Utility Function is All You Need: LLM-based Congestion Control

This paper introduces GenCC, a framework that leverages large language models to automatically design optimized congestion control utility functions, achieving performance improvements of 37% to 142% over state-of-the-art protocols by utilizing generative code evolution or mathematical chain-of-thought strategies.

Neta Rozen-Schiff, Liron Schiff, Stefan Schmid

Published Thu, 12 Ma
📖 5 min read🧠 Deep dive

Imagine the internet as a massive, global highway system. For decades, the rule of the road has been "first come, first served," but with a catch: if the highway gets too crowded, everyone slows down together to prevent a total gridlock. This is how traditional Congestion Control works. It's like a traffic cop who tells every driver to slow down equally when traffic gets heavy, hoping everyone gets to their destination eventually.

However, the modern internet isn't just about one type of traffic anymore. It's a chaotic mix of:

  • Video calls (which need to be smooth and lag-free, like a limousine).
  • 4K movie streams (which need huge amounts of data but can tolerate a slight delay, like a cargo truck).
  • IoT sensors (which send tiny bits of data but need to be reliable, like a bicycle messenger).

The problem is that the old "one-size-fits-all" traffic rules don't work well when a limousine, a cargo truck, and a bicycle are all fighting for space on the same road. The current "smart" traffic systems try to solve this by using complex mathematical formulas (called Utility Functions) to decide who gets how much road space.

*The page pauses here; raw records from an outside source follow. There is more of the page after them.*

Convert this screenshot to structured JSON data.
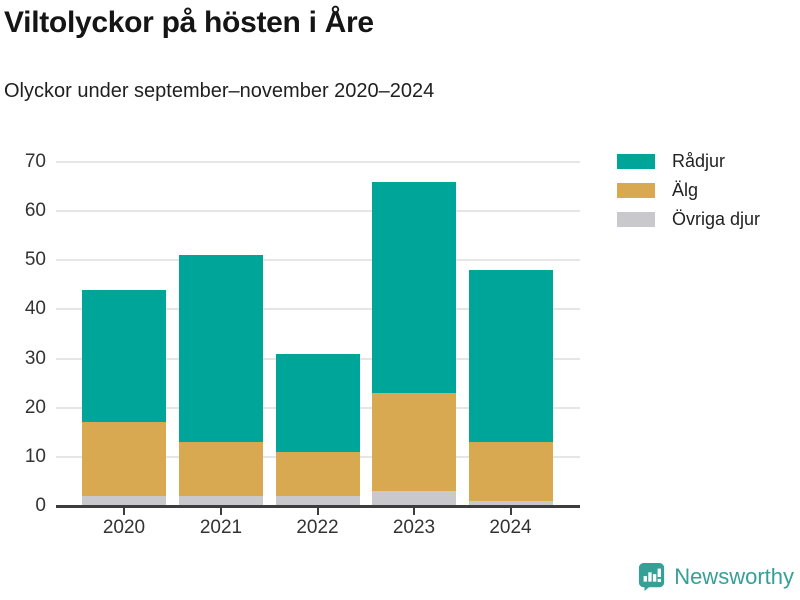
{
  "header": {
    "title": "Viltolyckor på hösten i Åre",
    "subtitle": "Olyckor under september–november 2020–2024"
  },
  "chart_data": {
    "type": "bar",
    "stacked": true,
    "title": "Viltolyckor på hösten i Åre",
    "subtitle": "Olyckor under september–november 2020–2024",
    "categories": [
      "2020",
      "2021",
      "2022",
      "2023",
      "2024"
    ],
    "series": [
      {
        "name": "Rådjur",
        "slug": "radjur",
        "color": "#00a59a",
        "values": [
          27,
          38,
          20,
          43,
          35
        ]
      },
      {
        "name": "Älg",
        "slug": "alg",
        "color": "#d9a952",
        "values": [
          15,
          11,
          9,
          20,
          12
        ]
      },
      {
        "name": "Övriga djur",
        "slug": "ovriga-djur",
        "color": "#c9c9cd",
        "values": [
          2,
          2,
          2,
          3,
          1
        ]
      }
    ],
    "stack_totals": [
      44,
      51,
      31,
      66,
      48
    ],
    "xlabel": "",
    "ylabel": "",
    "ylim": [
      0,
      70
    ],
    "yticks": [
      0,
      10,
      20,
      30,
      40,
      50,
      60,
      70
    ],
    "grid": true,
    "legend_position": "right"
  },
  "footer": {
    "brand": "Newsworthy",
    "brand_color": "#35a095"
  }
}
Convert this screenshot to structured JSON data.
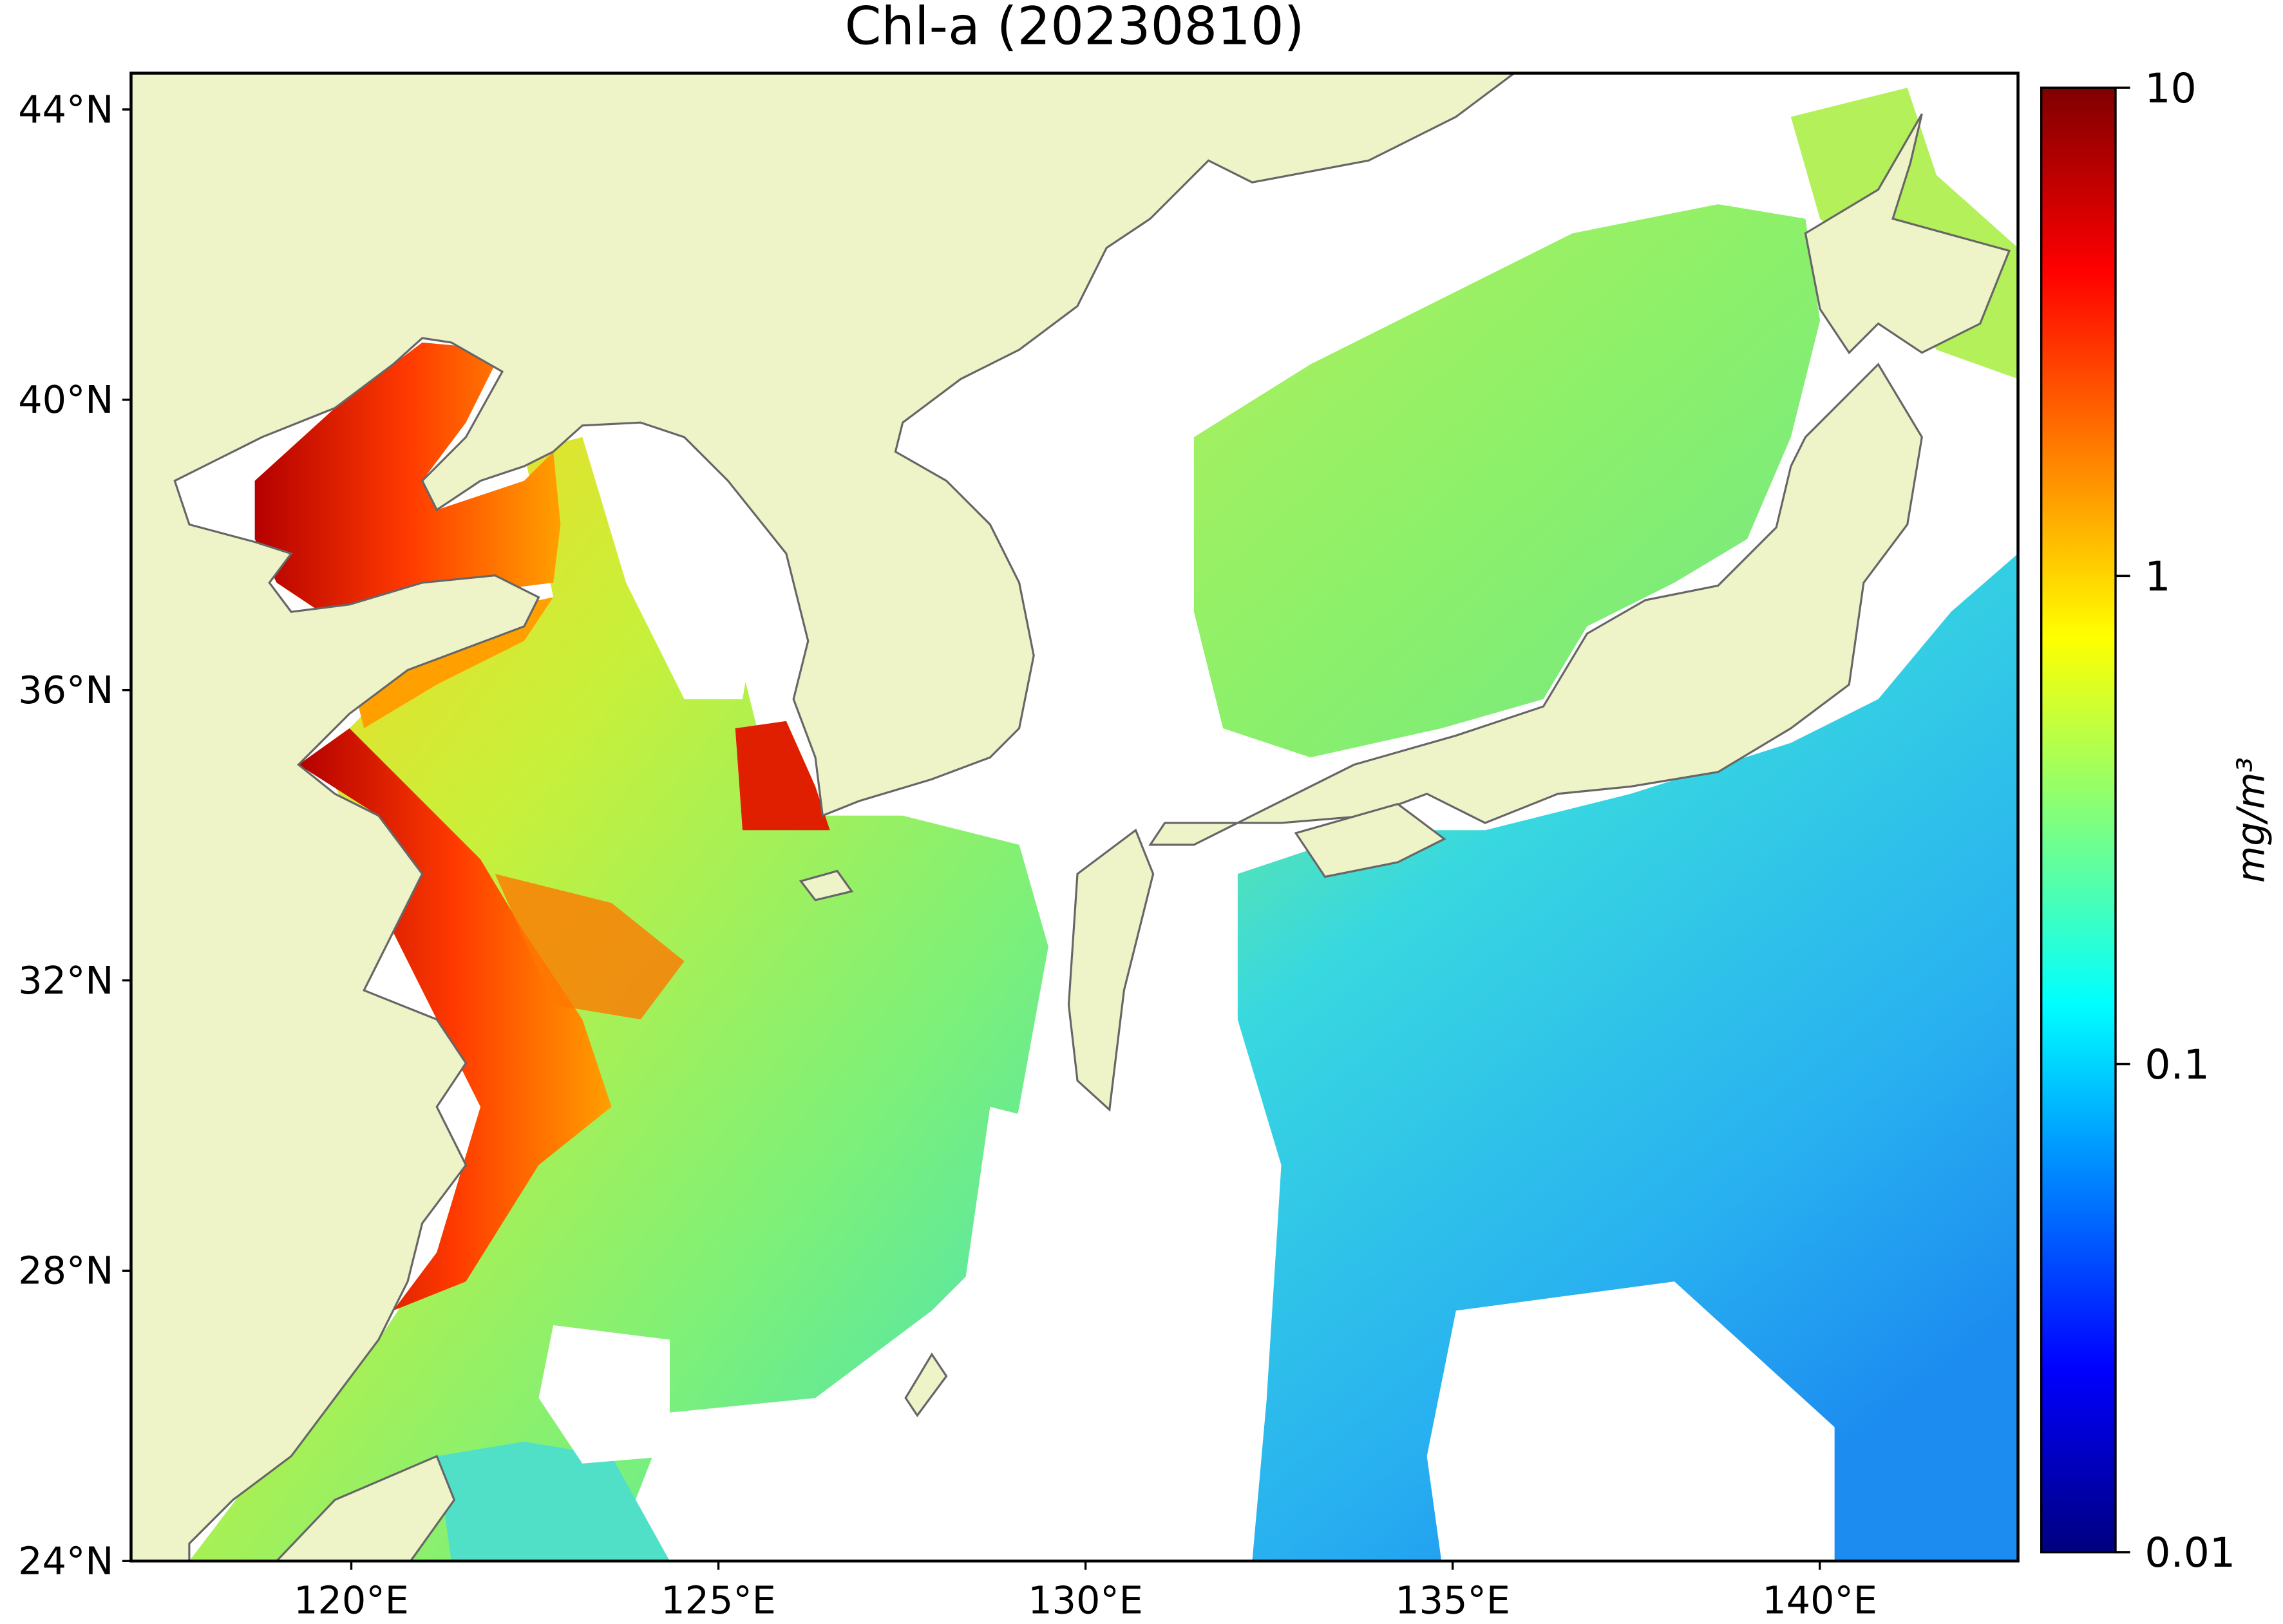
{
  "chart_data": {
    "type": "map",
    "title": "Chl-a (20230810)",
    "xlim": [
      117,
      142.7
    ],
    "ylim": [
      24,
      44.5
    ],
    "xticks": [
      {
        "value": 120,
        "label": "120°E"
      },
      {
        "value": 125,
        "label": "125°E"
      },
      {
        "value": 130,
        "label": "130°E"
      },
      {
        "value": 135,
        "label": "135°E"
      },
      {
        "value": 140,
        "label": "140°E"
      }
    ],
    "yticks": [
      {
        "value": 24,
        "label": "24°N"
      },
      {
        "value": 28,
        "label": "28°N"
      },
      {
        "value": 32,
        "label": "32°N"
      },
      {
        "value": 36,
        "label": "36°N"
      },
      {
        "value": 40,
        "label": "40°N"
      },
      {
        "value": 44,
        "label": "44°N"
      }
    ],
    "colorbar": {
      "label": "mg/m³",
      "scale": "log",
      "clim": [
        0.01,
        10
      ],
      "colormap": "jet",
      "ticks": [
        0.01,
        0.1,
        1,
        10
      ]
    },
    "land_color": "#eff3c8",
    "nodata_color": "#ffffff"
  }
}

But writing these formulas is incredibly hard. It's like trying to write a single rulebook that perfectly satisfies a Formula 1 racer, a delivery driver, and a tourist, all while the road conditions change from rain to snow to a festival.

The New Solution: GenCC and the "AI Architect"

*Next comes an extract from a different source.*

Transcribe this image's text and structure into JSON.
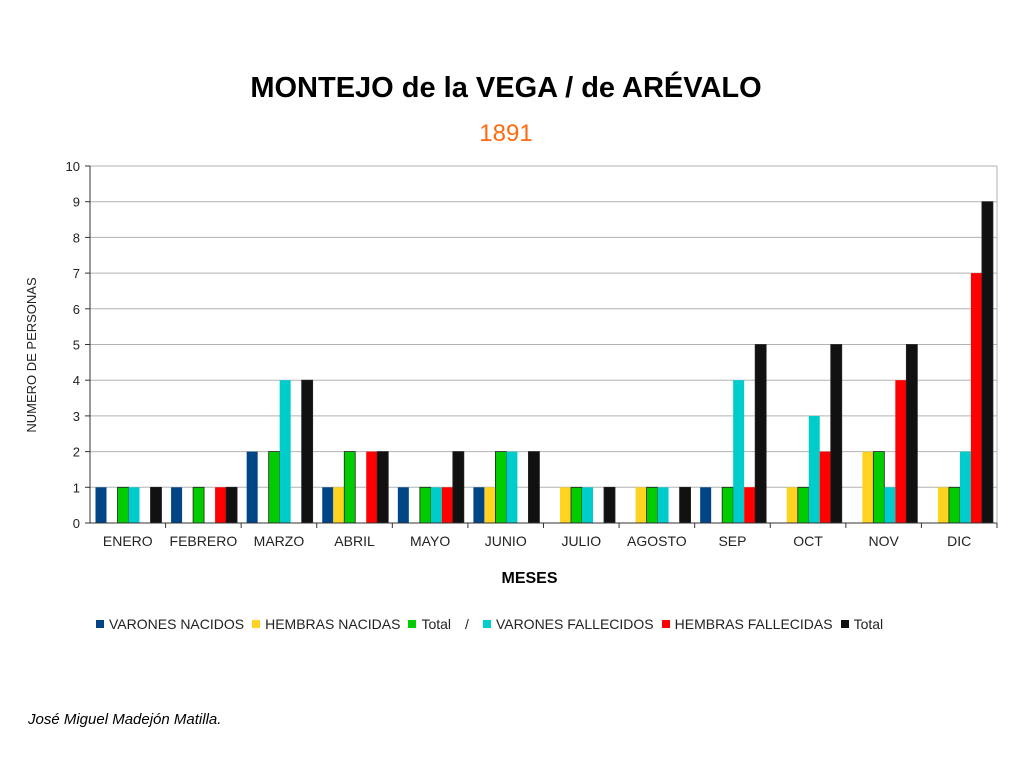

This paper introduces GenCC, a new framework that uses Large Language Models (LLMs)—the same kind of AI that writes code and answers questions—to act as an AI Architect for these traffic rules.

Instead of human researchers spending years trying to tweak a mathematical formula by hand, GenCC asks the AI: "Here is a specific road scenario with a video stream and a sensor. Please write the perfect traffic rule (code) to make sure everyone gets where they need to go efficiently."

How It Works: The "Try, Test, and Improve" Loop

The researchers didn't just ask the AI once and hope for the best. They built a cycle that works like a video game level designer:

  1. The Prompt (The Brief): They tell the AI the specific problem (e.g., "We have a slow satellite connection and a fast video call").
  2. The Generation (The Draft): The AI writes a new piece of code (a new traffic rule).
  3. The Testbed (The Simulation): They run this new rule in a realistic digital highway simulator. They see what happens: Did the video call freeze? Did the sensor get stuck?
  4. The Feedback (The Coach):
    • Zero-Shot: The AI guesses once based on the prompt.
    • One-Shot: The AI looks at an existing "good" rule and tries to copy it.
    • Evolutionary (The Best Approach): The AI looks at the worst part of the previous attempt (e.g., "The video call was still lagging") and tries to fix just that in the next version. It's like a coach saying, "Your defense was great, but your offense is weak. Let's practice offense."
    • Math-CoT (Chain of Thought): The AI is asked to "think step-by-step" about the math before writing the code, ensuring the logic is sound.

The Results: Smarter Traffic, Faster Roads

The researchers tested this on real-world scenarios, including:

  • Broadband: Your home internet.
  • Cellular: 5G mobile networks.
  • Satellite: Slow, high-delay connections (like Starlink or old satellite dishes).

The findings were surprising:

  • The AI got it right: In many cases, the AI-generated rules were 37% to 142% better than the best human-designed rules currently in use.
  • Less is more: Surprisingly, giving the AI a "reference example" of a good rule (One-Shot) actually made it worse at solving new problems. It was like giving a chef a recipe for soup and asking them to make a cake; they got stuck trying to copy the soup. It was better to just give them the ingredients and let them figure it out (Zero-Shot) or let them iterate based on mistakes (Evolutionary).
  • Thinking helps: When the AI was forced to explain its math logic before writing the code (Math-CoT), it produced much more stable and effective rules.

The Big Picture

Think of this paper as the moment we stopped trying to manually tune every radio station on a car and instead gave the car a self-driving AI that learns the perfect settings for every road it drives on.

GenCC proves that we don't need to be the world's best mathematicians to solve internet congestion anymore. We just need to build a system that lets AI write the code, test it, learn from its mistakes, and write it again until it's perfect. This means faster video calls, smoother gaming, and a more reliable internet for everyone, regardless of whether they are on a fiber line or a satellite dish.